C Programming Nits

Posted by Ravikiran K.S. on January 1, 2006
  1. Machine dependency Word length is machine dependent, C supports several data types with different word lengths for each format. Integer formats (one’s complement or two’s complement) and floating point formats are machine dependent.

  2. Two basic function usage rules to remember:
    1. The compiler does not convert function parameters from floating point to integer and vice versa.
    2. If a function returns a data type other than an integer, you must inform the compiler of the return data type before you call it (by including appropriate header files and function prototypes).

For Ex, sqrt() expects double input, but this is ‘const int’. hence asm conversion doesn’t yield correct results. printf(“%.8g”, sqrt(25));

a call with floating pt. input, but not including correct header file makes compiler to interpret result incorrectly. printf(“%.8g”, sqrt(25.));

a call with floating pt. input and inclusion of correct header file and link by -lm option gives correct output. #include <math.h> printf(“%.8g”, sqrt(25.));

The way that in absence of declared return value of a function, compiler assumes it to be an int. Same way, it also assumes type as int for input params too.

  1. While using macros, the recommended approach by C standard is to guard them with do{ }while(0); `` #define X(x) do {
    _tmp = (x);
  1. = (_tmp);
  2. = (_tmp)
    } while (0) ``
  1. Using GNU indent, we can significantly reduce the time required to indent any C source code. We can make it automated.

  2. Return values of processes on Unix systems are mostly governed by shell. The shell dictates convention by which a child process must return an 8-bit number representing it status: 0 for normal termination, 0 > n < 128 for process detected abnormal termination, and n > 128 for signal induced termination.
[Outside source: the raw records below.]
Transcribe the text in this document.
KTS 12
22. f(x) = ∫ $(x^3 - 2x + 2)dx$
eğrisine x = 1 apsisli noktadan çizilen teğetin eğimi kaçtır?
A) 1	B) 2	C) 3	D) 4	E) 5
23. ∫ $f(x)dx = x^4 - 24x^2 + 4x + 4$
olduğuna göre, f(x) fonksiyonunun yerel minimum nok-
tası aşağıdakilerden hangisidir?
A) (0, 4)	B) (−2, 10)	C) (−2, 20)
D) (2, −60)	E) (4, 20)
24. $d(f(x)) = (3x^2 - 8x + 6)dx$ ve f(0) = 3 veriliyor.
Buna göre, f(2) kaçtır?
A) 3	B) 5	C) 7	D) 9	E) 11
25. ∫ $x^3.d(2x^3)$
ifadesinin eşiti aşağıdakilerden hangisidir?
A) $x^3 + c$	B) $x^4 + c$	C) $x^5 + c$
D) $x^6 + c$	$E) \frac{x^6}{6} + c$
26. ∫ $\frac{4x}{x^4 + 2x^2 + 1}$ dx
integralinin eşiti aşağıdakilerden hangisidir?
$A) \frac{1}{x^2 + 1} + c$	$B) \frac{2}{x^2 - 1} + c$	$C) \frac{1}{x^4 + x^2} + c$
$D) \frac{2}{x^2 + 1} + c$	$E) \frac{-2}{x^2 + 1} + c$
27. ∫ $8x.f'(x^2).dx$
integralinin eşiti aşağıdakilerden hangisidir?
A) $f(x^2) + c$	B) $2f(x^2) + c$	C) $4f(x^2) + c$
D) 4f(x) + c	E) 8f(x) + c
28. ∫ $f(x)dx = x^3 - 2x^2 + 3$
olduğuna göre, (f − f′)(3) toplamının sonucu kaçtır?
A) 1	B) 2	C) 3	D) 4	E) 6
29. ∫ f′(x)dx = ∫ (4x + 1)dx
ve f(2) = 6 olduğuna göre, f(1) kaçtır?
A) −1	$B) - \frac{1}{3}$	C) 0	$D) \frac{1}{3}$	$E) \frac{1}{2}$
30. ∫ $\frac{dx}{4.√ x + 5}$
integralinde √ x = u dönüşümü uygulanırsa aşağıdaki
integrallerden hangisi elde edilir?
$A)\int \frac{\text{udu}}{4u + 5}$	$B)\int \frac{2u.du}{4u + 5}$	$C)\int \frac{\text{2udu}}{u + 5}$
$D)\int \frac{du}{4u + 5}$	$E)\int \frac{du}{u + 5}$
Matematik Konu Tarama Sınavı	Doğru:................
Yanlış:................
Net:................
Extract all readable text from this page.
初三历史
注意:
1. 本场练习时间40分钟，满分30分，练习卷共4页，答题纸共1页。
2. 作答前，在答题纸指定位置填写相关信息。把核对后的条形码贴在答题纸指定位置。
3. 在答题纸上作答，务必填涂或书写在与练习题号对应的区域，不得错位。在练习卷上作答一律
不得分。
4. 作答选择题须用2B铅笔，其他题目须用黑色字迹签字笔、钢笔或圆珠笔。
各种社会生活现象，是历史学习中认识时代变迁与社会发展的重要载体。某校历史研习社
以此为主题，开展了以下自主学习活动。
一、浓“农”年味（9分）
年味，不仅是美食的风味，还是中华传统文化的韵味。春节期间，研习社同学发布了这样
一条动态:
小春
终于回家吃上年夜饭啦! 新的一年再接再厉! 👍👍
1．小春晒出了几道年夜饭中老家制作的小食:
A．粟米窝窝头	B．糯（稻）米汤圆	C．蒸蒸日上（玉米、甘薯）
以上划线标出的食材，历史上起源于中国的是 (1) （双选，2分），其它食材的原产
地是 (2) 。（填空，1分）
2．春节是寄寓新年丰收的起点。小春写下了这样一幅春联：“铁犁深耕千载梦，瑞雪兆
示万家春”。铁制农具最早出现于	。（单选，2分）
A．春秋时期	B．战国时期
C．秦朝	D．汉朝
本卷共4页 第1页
  3. Watch for Interrupted calls: A number of API functions return an error code if the call was interrupted by a signal. Usually this is not an error by itself and the call should be restarted. For instance: `` int raccept( int s, struct sockaddr addr, socklen_t addrlen ) { int rc; do { rc = accept( s, addr, addrlen ); } while ( rc == -1 && errno == EINTR );

    return rc; } ``

The list of interruptible function differs from Unix-like platform to platform.

  1. Watch for Spurious wake-ups: Threads waiting on a pthreads condition variable can be waken up even if the condition has not been met. Upon waking up, the condition should be explicitly checked and return waiting if it is not met.

  2. Everything is a file descriptor: As just about anything is a file (folders, sockets, pipes, etc…), just about anything can result in a file descriptor that needs to be closed. /proc file system can provide info on open FD.

tree /proc/26041

/proc/26041 … |– fd # Open files descriptors | |– 0 -> /dev/pts/21 | |– 1 -> /dev/pts/21 | |– 2 -> /dev/pts/21 | -- 3 -> socket:[113497835] |-- fdinfo | |-- 0 | |-- 1 | |-- 2 |– 3 …

  1. Interposition libraries to intercept for open, close, bind, socket, etc. syscalls can be written to trace these FDs.

  2. How can a C program produce a core dump of itself without terminating? void create_dump(void) { if(!fork()) { // Crash the app in your favorite way here abort() || (*((void*)0) = 42); } }

Note: Remember, this wouldn’t give full snapshot of all threads in original process. It only gives state of first thread. That is because fork() creates only the first thread layout at child. Use google core-dumper for realistic working.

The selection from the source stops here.